Cas accepts the beer—the glass is cold, fresh from the fridge—and says, “It’s not ‘weird’ it’s… regional.”


“We used to come to Earth more, a long time ago,” Cas explains. “And humans… your holy texts are quite clear about how to treat the messengers of God. So when we appeared, people would feed us. I always thought it was… ungrateful to refuse hospitality from the faithful.” It’d been a belief he’d picked up from Anael. Uriel, meanwhile, had never eaten. Cas supposes some things should’ve been obvious, in retrospect.

“So what you’re telling me,” Dean says, “is you like fala-whatsit because it reminds you of being a flappy lil’ fledgeling hanging out with goat-herders in the Bronze Age?”

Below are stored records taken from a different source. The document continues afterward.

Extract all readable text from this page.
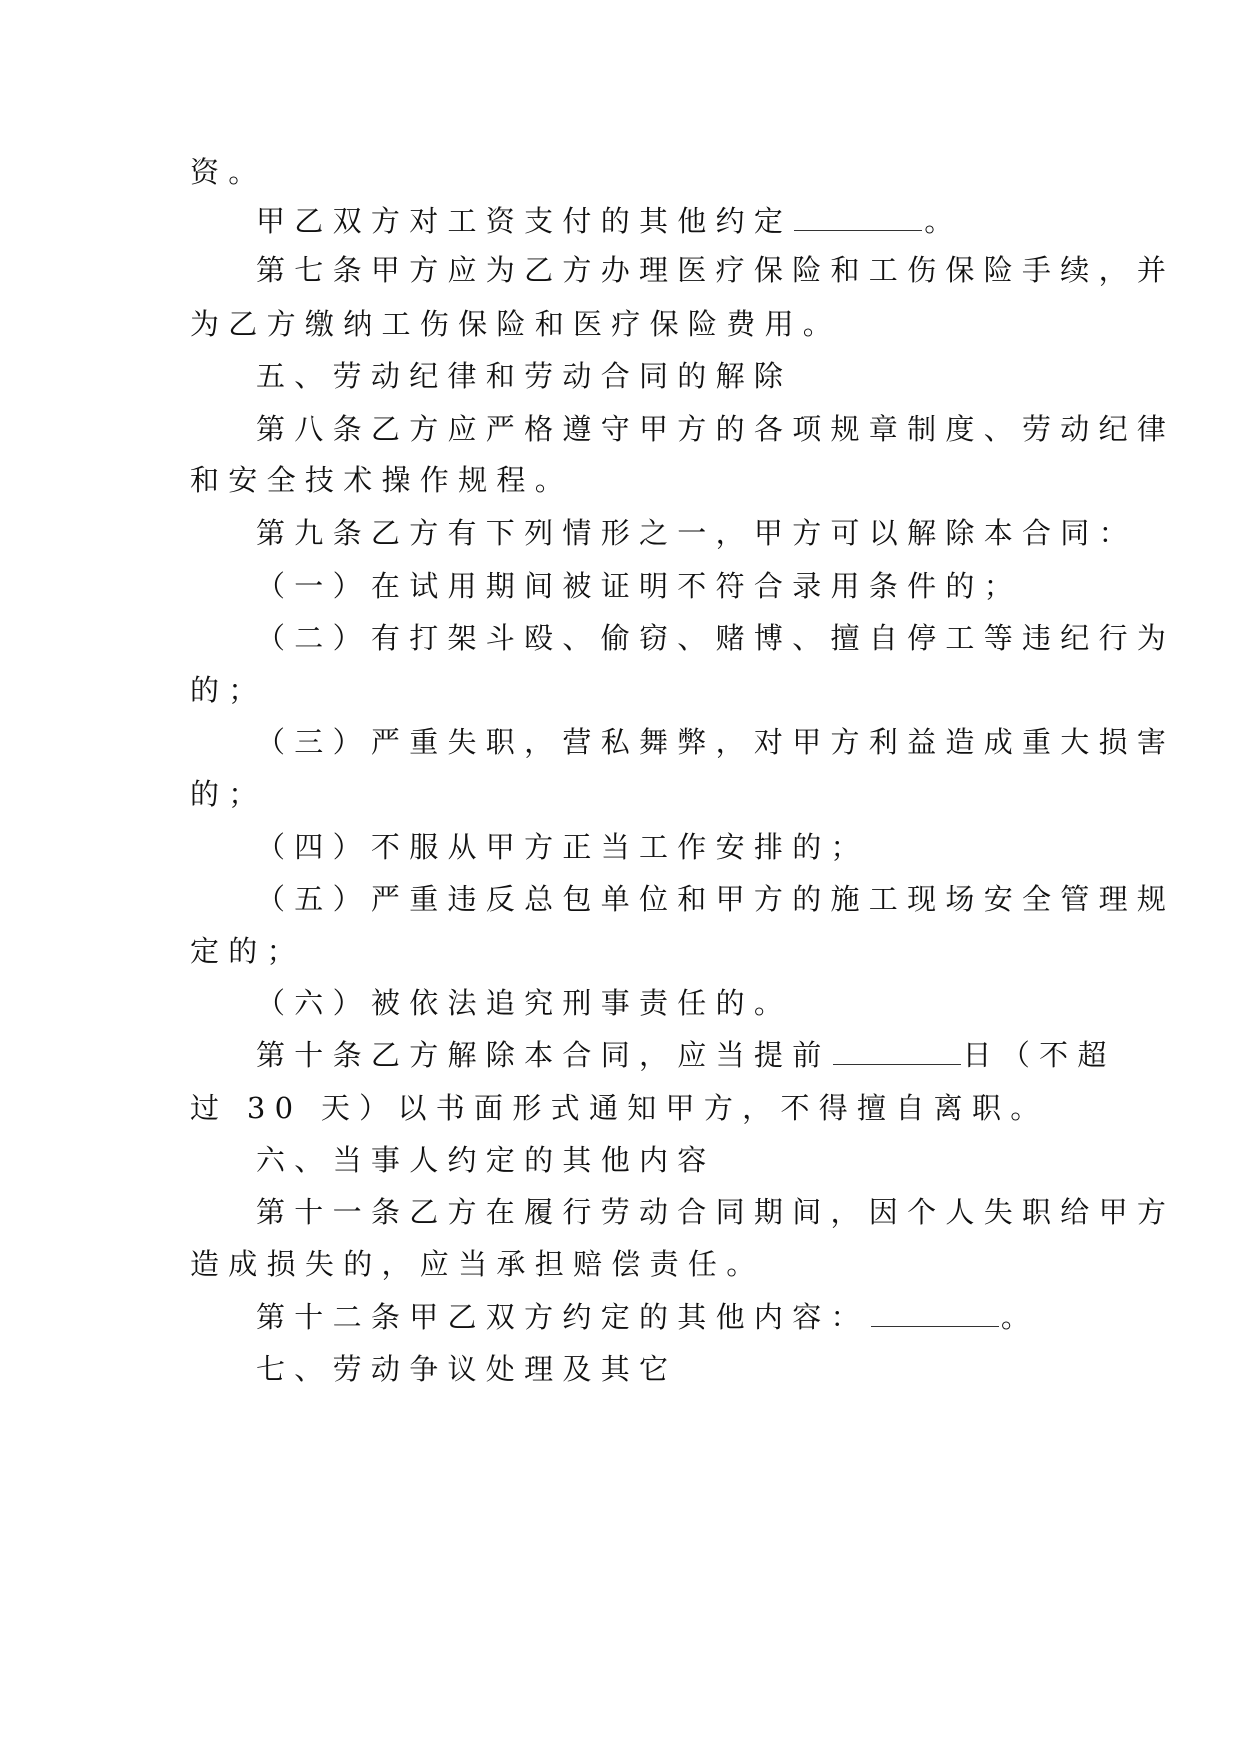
资。
甲乙双方对工资支付的其他约定	。
第七条甲方应为乙方办理医疗保险和工伤保险手续，并
为乙方缴纳工伤保险和医疗保险费用。
五、劳动纪律和劳动合同的解除
第八条乙方应严格遵守甲方的各项规章制度、劳动纪律
和安全技术操作规程。
第九条乙方有下列情形之一，甲方可以解除本合同：
（一）在试用期间被证明不符合录用条件的；
（二）有打架斗殴、偷窃、赌博、擅自停工等违纪行为
的；
（三）严重失职，营私舞弊，对甲方利益造成重大损害
的；
（四）不服从甲方正当工作安排的；
（五）严重违反总包单位和甲方的施工现场安全管理规
定的；
（六）被依法追究刑事责任的。
第十条乙方解除本合同，应当提前	日（不超
过 30 天）以书面形式通知甲方，不得擅自离职。
六、当事人约定的其他内容
第十一条乙方在履行劳动合同期间，因个人失职给甲方
造成损失的，应当承担赔偿责任。
第十二条甲乙双方约定的其他内容：	。
七、劳动争议处理及其它
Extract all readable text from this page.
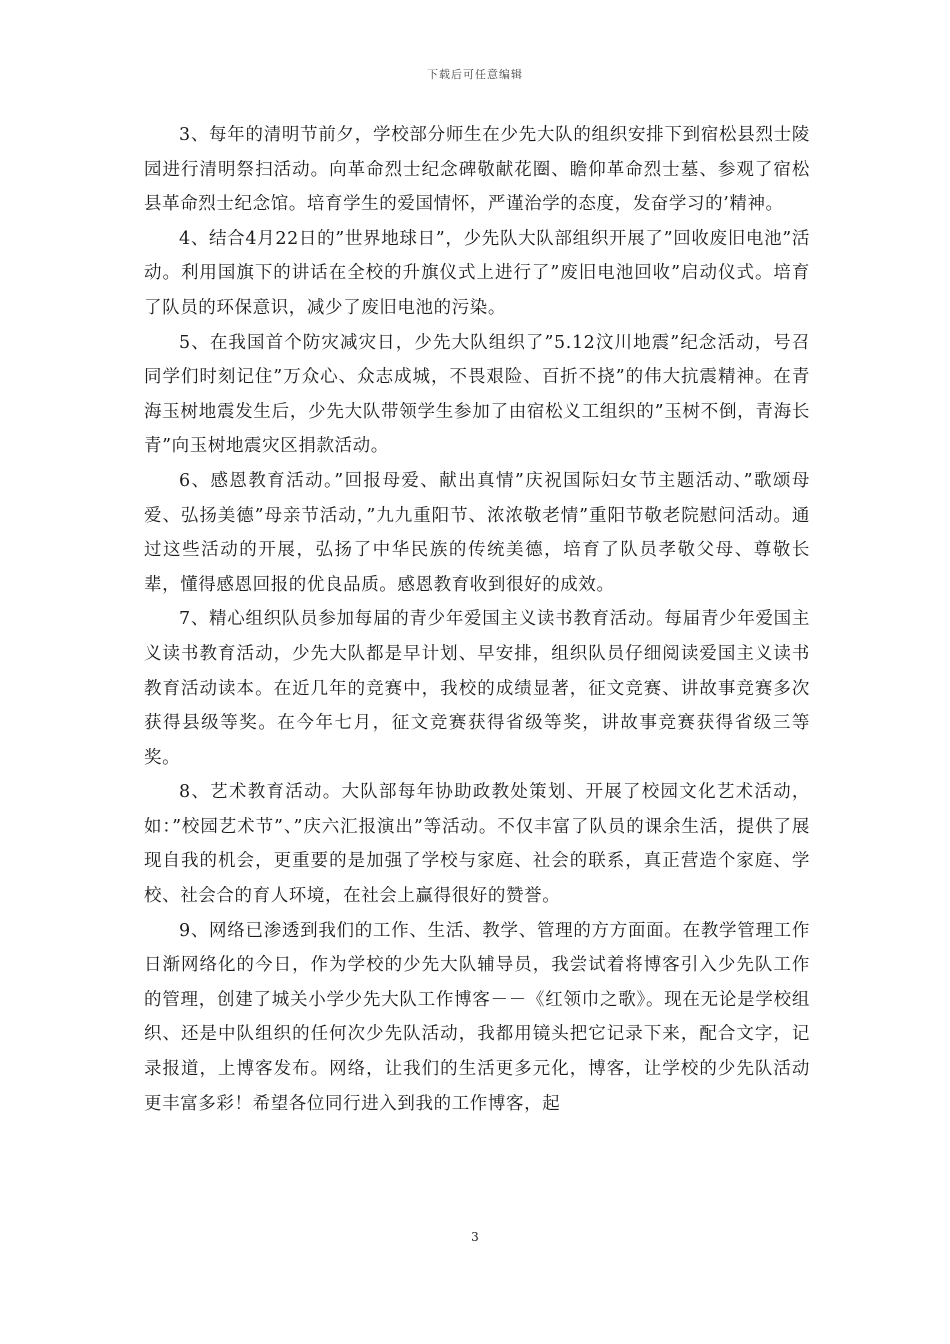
下载后可任意编辑

3、每年的清明节前夕，学校部分师生在少先大队的组织安排下到宿松县烈士陵园进行清明祭扫活动。向革命烈士纪念碑敬献花圈、瞻仰革命烈士墓、参观了宿松县革命烈士纪念馆。培育学生的爱国情怀，严谨治学的态度，发奋学习的’精神。

4、结合4月22日的”世界地球日”，少先队大队部组织开展了”回收废旧电池”活动。利用国旗下的讲话在全校的升旗仪式上进行了”废旧电池回收”启动仪式。培育了队员的环保意识，减少了废旧电池的污染。

5、在我国首个防灾减灾日，少先大队组织了”5.12汶川地震”纪念活动，号召同学们时刻记住”万众心、众志成城，不畏艰险、百折不挠”的伟大抗震精神。在青海玉树地震发生后，少先大队带领学生参加了由宿松义工组织的”玉树不倒，青海长青”向玉树地震灾区捐款活动。

6、感恩教育活动。”回报母爱、献出真情”庆祝国际妇女节主题活动、”歌颂母爱、弘扬美德”母亲节活动，”九九重阳节、浓浓敬老情”重阳节敬老院慰问活动。通过这些活动的开展，弘扬了中华民族的传统美德，培育了队员孝敬父母、尊敬长辈，懂得感恩回报的优良品质。感恩教育收到很好的成效。

7、精心组织队员参加每届的青少年爱国主义读书教育活动。每届青少年爱国主义读书教育活动，少先大队都是早计划、早安排，组织队员仔细阅读爱国主义读书教育活动读本。在近几年的竞赛中，我校的成绩显著，征文竞赛、讲故事竞赛多次获得县级等奖。在今年七月，征文竞赛获得省级等奖，讲故事竞赛获得省级三等奖。

8、艺术教育活动。大队部每年协助政教处策划、开展了校园文化艺术活动，如：”校园艺术节”、”庆六汇报演出”等活动。不仅丰富了队员的课余生活，提供了展现自我的机会，更重要的是加强了学校与家庭、社会的联系，真正营造个家庭、学校、社会合的育人环境，在社会上赢得很好的赞誉。

9、网络已渗透到我们的工作、生活、教学、管理的方方面面。在教学管理工作日渐网络化的今日，作为学校的少先大队辅导员，我尝试着将博客引入少先队工作的管理，创建了城关小学少先大队工作博客－－《红领巾之歌》。现在无论是学校组织、还是中队组织的任何次少先队活动，我都用镜头把它记录下来，配合文字，记录报道，上博客发布。网络，让我们的生活更多元化，博客，让学校的少先队活动更丰富多彩！希望各位同行进入到我的工作博客，起

3
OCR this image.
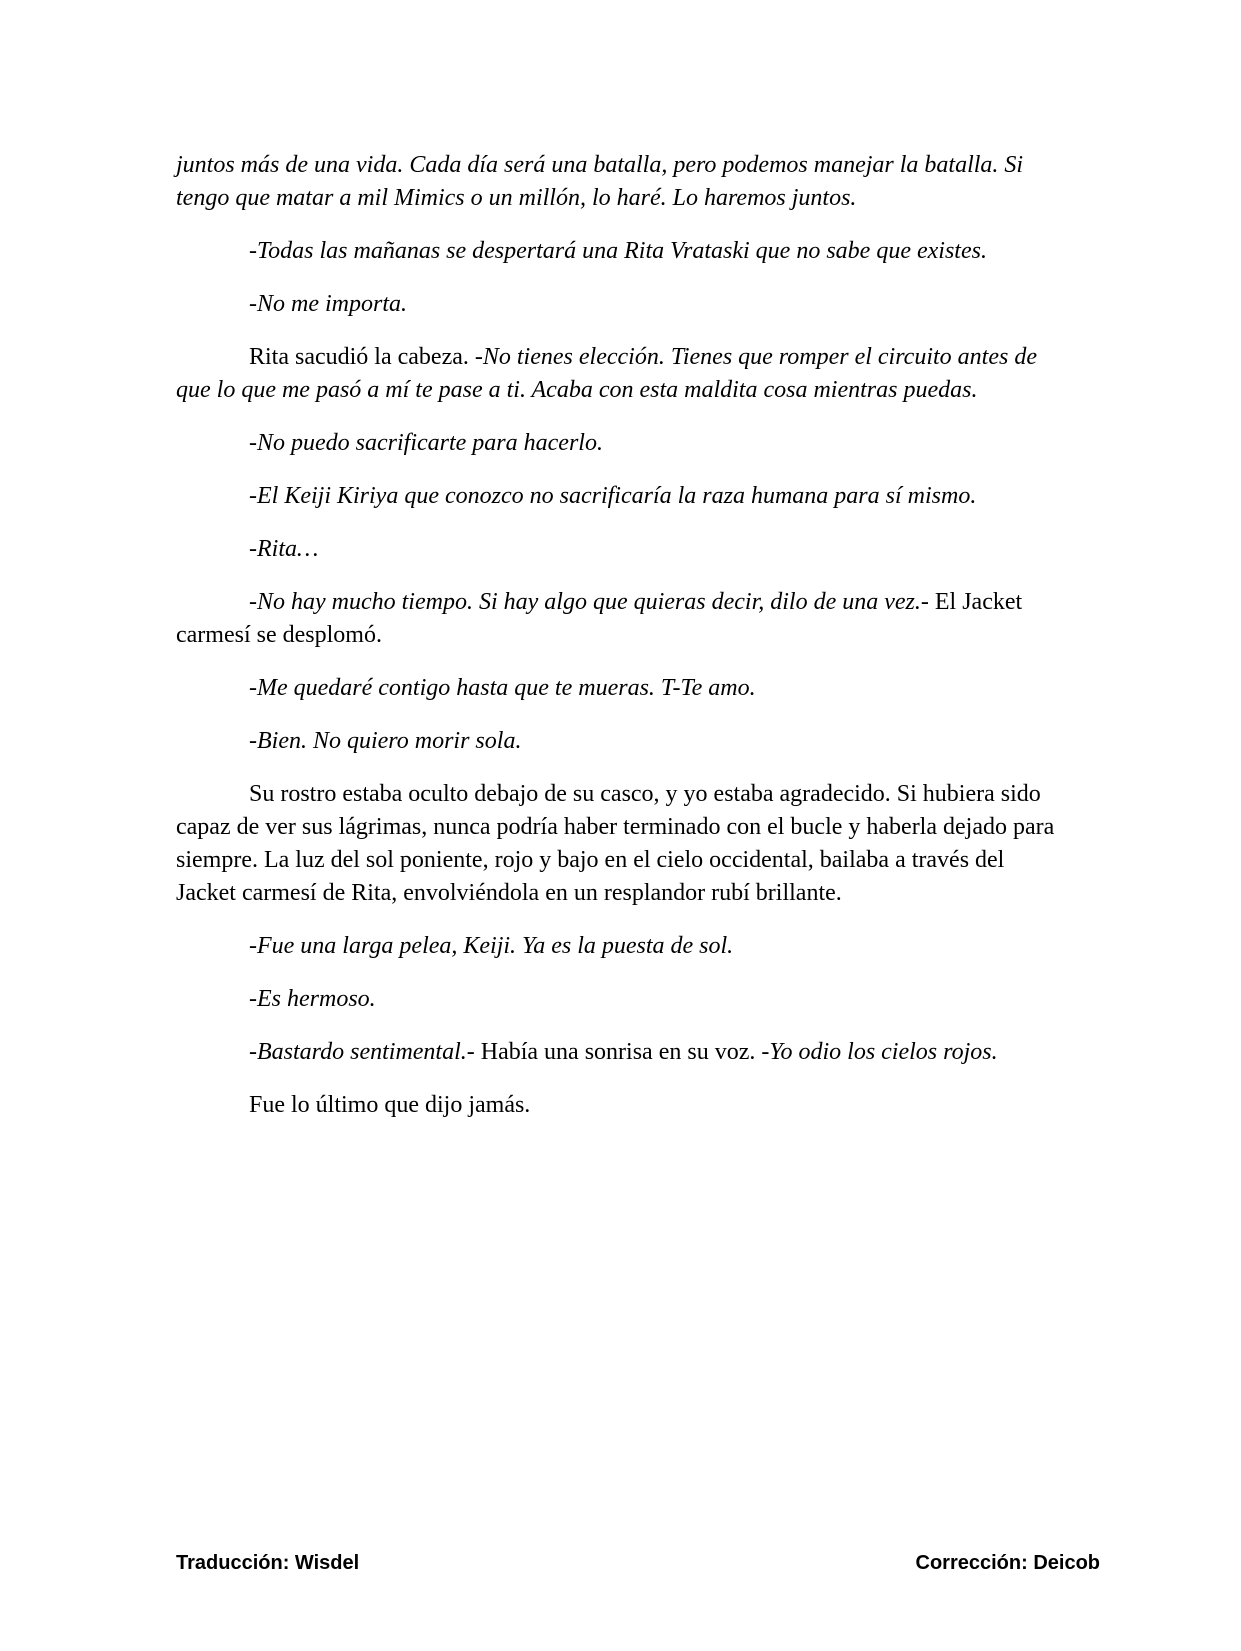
juntos más de una vida. Cada día será una batalla, pero podemos manejar la batalla. Si tengo que matar a mil Mimics o un millón, lo haré. Lo haremos juntos.

-Todas las mañanas se despertará una Rita Vrataski que no sabe que existes.

-No me importa.

Rita sacudió la cabeza. -No tienes elección. Tienes que romper el circuito antes de que lo que me pasó a mí te pase a ti. Acaba con esta maldita cosa mientras puedas.

-No puedo sacrificarte para hacerlo.

-El Keiji Kiriya que conozco no sacrificaría la raza humana para sí mismo.

-Rita…

-No hay mucho tiempo. Si hay algo que quieras decir, dilo de una vez.- El Jacket carmesí se desplomó.

-Me quedaré contigo hasta que te mueras. T-Te amo.

-Bien. No quiero morir sola.

Su rostro estaba oculto debajo de su casco, y yo estaba agradecido. Si hubiera sido capaz de ver sus lágrimas, nunca podría haber terminado con el bucle y haberla dejado para siempre. La luz del sol poniente, rojo y bajo en el cielo occidental, bailaba a través del Jacket carmesí de Rita, envolviéndola en un resplandor rubí brillante.

-Fue una larga pelea, Keiji. Ya es la puesta de sol.

-Es hermoso.

-Bastardo sentimental.- Había una sonrisa en su voz. -Yo odio los cielos rojos.

Fue lo último que dijo jamás.

Traducción: Wisdel	Corrección: Deicob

Cas smirks. “Something like that.”

“Huh,” says Dean. He leans back against the bookshelf, eyes falling shut as he exhales in one great big long breath. As he does, the tension seems to melt out of both his body and his soul, and Cas aches to feel it. Dean deserves rest. They all do.

There’ll be more work tomorrow. With Michael and Lucifer, and now Crowley. But for now, for tonight, Cas can hear Claire laughing in the kitchen, can watch Sam puzzle over computers with Becky. And he can feel Dean, breathing slow and even beside him.

There’ll be more tomorrow, Cas knows. But not tonight.